C'è una scuola di pensiero che immagina gli individui come dei liberi pensatori di fronte agli scaffali dei supermercati. Ogni acquisto ha motivazioni strettamente personali e razionali e i gusti non sono discutibili, perché sono il fondamento della libertà di consumo. Quindi, ciò che mettiamo nei nostri carrelli è esattamente ciò che vogliamo prendere.
È innegabile che nessuno obblighi a comprare alcunché, ma ridurre l'ossatura di un sistema economico e sociale alla sola volontà dei singoli esseri che ne fanno parte è una banalizzazione eccessiva in cui sarebbe meglio non cadere.
Senza andare troppo in là, perché non è questo il contesto per farlo, diciamo che un singolo acquisto può essere la risultante di forze molteplici, che indirizzano inconsciamente verso determinate scelte. Il consumatore non lo sa, ma chi deve vendere sì e, in base alla sua forza economica, spenderà grandi risorse per assicurarsi le migliori menti che garantiscano il successo del suo prodotto.
Certo, non parliamo di una scienza esatta, visto che esistono molti fattori esterni da considerare, ma in generale quando mettiamo una mano sullo scaffale per prendere qualcosa, è probabile che abbiamo già subito gli effetti di qualche spinta inconscia, che ci ha fatto scegliere un prodotto piuttosto che un altro.
Il successo è evidente
Nei videogiochi vale esattamente lo stesso principio. Quando furono introdotte, le microtransazioni vennero viste e apostrofate in modo molto negativo. In tanti si scagliarono contro il cosiddetto pay-to-win, ossia l'acquisto di oggetti che danno vantaggi in gioco, considerandolo il male assoluto. In realtà era un modo a suo modo onestissimo e per niente rapace di concepire il sistema, perché partiva da un presupposto esplicito: tutti giocano gratis, ma chi paga ha dei vantaggi.
Con il tempo le tecniche di vendita degli oggetti in gioco sono state rifinite andando da una parte incontro alle lamentele e dall'altra aggirandole cambiando completamente approccio.
I nuovi giocatori hanno introiettato il sistema senza battere ciglio, mentre i vecchi hanno opposto più resistenza, ma piano piano si sono adeguati, tanto che attualmente il mercato dei videogiochi è fatto prevalentemente da microtransazioni, come ci racconta un recente studio secondo il quale l'82% dei videogiocatori americani hanno acquistato oggetti nei giochi che li vendono.
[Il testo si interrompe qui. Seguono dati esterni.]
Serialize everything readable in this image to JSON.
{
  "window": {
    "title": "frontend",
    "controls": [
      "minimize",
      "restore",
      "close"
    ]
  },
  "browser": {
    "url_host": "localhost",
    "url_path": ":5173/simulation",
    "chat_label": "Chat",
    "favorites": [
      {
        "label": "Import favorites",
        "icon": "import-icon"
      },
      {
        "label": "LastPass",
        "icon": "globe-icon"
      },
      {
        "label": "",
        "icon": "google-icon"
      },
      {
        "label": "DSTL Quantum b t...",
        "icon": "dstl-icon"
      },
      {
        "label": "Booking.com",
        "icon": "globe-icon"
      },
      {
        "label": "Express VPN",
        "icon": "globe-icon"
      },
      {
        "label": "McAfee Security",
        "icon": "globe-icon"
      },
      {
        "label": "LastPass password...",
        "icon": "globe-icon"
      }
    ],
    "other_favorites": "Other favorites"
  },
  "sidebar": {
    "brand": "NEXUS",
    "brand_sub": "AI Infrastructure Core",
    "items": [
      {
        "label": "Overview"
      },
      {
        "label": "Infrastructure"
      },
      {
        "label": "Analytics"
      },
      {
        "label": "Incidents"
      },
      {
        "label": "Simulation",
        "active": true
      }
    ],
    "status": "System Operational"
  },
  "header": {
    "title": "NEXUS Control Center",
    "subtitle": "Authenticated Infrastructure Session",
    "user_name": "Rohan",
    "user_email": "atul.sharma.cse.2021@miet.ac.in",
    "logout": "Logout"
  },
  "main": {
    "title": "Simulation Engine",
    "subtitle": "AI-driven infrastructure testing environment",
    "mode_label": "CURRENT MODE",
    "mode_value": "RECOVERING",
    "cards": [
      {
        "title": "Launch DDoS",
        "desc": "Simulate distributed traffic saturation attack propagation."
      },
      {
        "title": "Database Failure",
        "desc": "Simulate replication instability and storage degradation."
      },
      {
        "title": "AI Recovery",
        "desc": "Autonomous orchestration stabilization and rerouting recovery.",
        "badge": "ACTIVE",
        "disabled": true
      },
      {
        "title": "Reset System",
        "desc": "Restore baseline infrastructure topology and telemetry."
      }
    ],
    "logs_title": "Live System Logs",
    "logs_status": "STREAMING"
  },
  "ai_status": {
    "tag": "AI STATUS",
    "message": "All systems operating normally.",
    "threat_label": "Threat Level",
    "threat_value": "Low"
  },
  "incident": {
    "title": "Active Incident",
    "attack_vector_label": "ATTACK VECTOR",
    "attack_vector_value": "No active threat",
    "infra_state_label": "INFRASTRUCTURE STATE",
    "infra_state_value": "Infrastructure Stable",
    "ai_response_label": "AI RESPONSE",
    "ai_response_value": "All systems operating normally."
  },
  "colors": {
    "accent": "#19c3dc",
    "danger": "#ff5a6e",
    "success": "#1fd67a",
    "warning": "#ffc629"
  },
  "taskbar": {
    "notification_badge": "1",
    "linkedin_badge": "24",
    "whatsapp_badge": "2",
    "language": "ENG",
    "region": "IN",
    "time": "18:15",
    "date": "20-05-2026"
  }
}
Inoltre, la tanto derisa Ubisoft per il suo sforzo verso i live service ha pubblicato dei risultati finanziari ottimi, relativi al trimestre fiscale appena trascorso, fondati soprattutto sui suoi live service e sulla vendita di titoli di catalogo. Non c'è nemmeno da citare il fatto che praticamente tutti i grandi editori vivono ormai più di season pass venduti, vendita e scambio di oggetti, che di giochi fatti e finiti. Quando un gioco attecchisce fra il pubblico, ecco che scatta il solito florilegio di offerte, legate spesso a nuovi contenuti, che mirano a prolungarne la vita il più possibile, trasformandolo in una piattaforma / negozio su cui investire ingenti risorse nel tempo.
I fattori in gioco sono tanti (accesso spesso gratuito, spinta sociale, investimenti marketing cospicui, oscurazione delle alternative, influencer a caccia dell'ultimo fenomeno e così via) con una sola presenza che appare sempre più ridotta, ossia proprio la volontà del consumatore, che possiamo considerare una specie di mito, lì dove lo stesso è semplicemente vittima di pulsioni che vengono sfruttate senza grossi drammi etici dagli editori, ormai consapevoli che il sistema si è affermato e che non ci sono più resistenze da abbattere per farci soldi. Ogni tanto qualche polemica qua e là scoppia, ma è una polemica sterile che lascia il tempo che trova, non certo una discussione strutturata che possa mettere in crisi alcunché.